My solution is as below,
First, the initial activity of the substance is 1000 counts per minute (cpm). After a half-life, the activity should be reduced to about 500 which appears to be in between the time frame 20 to 35 minutes. Thus, I can deduce that the half-life of the substance should be in between 20 to 35 minutes.
20<Half-life<35
Divided by an hour
3>No. of half-life in an hour>1.7143
Calculating the approximate range of remaining activity should be:
1000 x (1/2)^3< Remaining activity< 1000 x (1/2)^1.7143
125< Remaining activity<304.7504
And thus, the only suitable answer should be 200 cpm as it was the only number in the calculated range.

My teacher's solution is as below,
According to the given value, the half-time of the radioactive substance is 15 minutes as the radioactive activity reduced by half from 20th to 35th minute (800 to 400 as stated above).

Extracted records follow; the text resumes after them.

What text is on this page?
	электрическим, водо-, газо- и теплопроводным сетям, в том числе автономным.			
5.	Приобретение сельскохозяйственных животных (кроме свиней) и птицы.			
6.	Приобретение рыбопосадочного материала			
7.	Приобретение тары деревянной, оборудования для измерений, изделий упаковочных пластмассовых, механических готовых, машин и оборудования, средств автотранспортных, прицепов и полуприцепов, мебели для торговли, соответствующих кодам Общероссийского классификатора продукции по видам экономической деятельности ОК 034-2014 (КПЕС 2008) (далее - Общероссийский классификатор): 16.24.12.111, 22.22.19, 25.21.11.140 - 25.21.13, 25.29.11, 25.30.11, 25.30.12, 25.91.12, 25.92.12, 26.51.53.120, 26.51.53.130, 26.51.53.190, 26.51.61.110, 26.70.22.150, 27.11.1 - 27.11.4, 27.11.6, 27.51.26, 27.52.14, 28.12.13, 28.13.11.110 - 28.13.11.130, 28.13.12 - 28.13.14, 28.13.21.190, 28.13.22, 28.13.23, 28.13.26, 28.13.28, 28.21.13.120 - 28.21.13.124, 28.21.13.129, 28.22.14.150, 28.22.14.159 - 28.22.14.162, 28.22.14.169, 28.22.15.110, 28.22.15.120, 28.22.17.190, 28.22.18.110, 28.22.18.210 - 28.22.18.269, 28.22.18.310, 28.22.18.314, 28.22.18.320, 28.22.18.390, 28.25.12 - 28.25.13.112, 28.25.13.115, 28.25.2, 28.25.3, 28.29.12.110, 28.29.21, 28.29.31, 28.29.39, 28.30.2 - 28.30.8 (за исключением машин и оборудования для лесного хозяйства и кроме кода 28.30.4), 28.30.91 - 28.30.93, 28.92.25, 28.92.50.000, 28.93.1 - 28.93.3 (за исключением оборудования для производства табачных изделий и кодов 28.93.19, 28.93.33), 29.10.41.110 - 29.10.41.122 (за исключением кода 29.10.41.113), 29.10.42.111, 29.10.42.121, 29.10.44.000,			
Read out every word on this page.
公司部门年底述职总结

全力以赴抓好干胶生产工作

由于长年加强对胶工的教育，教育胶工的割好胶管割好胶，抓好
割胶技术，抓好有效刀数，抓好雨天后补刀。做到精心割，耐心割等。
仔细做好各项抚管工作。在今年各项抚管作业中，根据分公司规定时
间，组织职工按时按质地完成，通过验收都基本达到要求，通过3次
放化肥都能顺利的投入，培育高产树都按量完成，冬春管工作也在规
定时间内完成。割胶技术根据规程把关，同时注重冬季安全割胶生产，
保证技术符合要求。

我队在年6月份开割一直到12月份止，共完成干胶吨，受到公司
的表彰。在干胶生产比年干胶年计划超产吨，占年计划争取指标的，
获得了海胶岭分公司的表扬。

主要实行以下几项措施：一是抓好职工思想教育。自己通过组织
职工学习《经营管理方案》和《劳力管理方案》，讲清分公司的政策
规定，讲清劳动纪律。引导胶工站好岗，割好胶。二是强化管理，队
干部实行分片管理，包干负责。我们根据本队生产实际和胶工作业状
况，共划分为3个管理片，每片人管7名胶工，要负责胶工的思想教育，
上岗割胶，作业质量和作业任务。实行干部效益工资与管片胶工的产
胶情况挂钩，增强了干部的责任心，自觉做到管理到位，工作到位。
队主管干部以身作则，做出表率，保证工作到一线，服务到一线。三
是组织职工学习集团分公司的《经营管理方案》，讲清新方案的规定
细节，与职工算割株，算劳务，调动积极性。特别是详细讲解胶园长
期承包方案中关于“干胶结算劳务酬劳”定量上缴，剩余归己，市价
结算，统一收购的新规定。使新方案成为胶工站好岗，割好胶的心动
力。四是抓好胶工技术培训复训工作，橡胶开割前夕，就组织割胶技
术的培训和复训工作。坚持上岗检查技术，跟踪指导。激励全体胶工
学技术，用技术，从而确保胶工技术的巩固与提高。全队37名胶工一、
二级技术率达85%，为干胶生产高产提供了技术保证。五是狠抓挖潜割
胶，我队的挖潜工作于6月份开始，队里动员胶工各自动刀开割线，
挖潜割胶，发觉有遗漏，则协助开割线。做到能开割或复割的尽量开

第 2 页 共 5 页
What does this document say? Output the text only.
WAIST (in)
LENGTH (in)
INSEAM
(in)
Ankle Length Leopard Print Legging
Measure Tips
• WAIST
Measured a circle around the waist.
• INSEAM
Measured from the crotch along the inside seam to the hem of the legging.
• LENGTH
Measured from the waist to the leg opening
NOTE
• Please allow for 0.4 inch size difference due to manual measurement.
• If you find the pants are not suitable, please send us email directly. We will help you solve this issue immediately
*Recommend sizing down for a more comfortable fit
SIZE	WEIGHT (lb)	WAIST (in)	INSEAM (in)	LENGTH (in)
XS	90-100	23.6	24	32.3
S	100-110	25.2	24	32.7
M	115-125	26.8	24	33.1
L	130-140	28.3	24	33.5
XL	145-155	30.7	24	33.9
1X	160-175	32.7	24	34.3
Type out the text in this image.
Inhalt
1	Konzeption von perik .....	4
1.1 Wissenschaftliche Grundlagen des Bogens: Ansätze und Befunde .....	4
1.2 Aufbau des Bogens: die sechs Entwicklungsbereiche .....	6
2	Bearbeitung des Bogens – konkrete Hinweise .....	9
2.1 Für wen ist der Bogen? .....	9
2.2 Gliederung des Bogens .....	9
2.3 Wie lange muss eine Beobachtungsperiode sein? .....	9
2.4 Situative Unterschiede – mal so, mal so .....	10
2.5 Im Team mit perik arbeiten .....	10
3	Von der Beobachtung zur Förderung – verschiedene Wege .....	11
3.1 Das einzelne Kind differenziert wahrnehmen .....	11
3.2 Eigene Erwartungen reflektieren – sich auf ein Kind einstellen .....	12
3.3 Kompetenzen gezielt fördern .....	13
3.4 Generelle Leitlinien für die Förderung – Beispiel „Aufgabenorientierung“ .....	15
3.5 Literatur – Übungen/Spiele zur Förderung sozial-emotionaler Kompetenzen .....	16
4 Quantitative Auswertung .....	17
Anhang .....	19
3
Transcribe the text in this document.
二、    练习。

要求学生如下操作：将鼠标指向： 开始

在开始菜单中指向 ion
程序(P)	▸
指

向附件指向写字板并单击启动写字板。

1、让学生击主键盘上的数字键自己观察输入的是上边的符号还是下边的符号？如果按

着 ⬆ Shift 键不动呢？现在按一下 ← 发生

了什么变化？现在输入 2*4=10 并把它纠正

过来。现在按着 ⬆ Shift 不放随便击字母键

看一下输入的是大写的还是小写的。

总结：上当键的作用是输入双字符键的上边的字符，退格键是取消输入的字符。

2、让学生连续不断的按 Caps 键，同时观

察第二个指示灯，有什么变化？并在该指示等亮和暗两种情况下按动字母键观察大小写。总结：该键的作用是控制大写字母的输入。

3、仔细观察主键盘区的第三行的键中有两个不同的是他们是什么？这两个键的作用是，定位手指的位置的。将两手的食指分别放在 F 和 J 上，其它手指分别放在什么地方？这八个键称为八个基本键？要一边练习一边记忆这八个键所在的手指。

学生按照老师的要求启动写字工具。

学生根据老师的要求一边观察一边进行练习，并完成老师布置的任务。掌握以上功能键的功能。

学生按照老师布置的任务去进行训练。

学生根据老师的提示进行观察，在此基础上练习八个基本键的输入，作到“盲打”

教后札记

And thus, starting from t=0, when t=60, 4 half-lives have occurred and the calculation should be:
1000 x (1/2)^4 = 62.5 cpm
The answer is 50 as it is the nearest value to the calculation.
(My reasoning for accusing the solution is incorrect are as below
If the half-life of the substance is 15 minutes, at 20th minute, the activity should be smaller than 500cpm.)

The answer given by the book was 50. There were no solutions or explanation

PS* Can anyone teach me how to attach the image cus it would be much more easier for me to ask questions lol.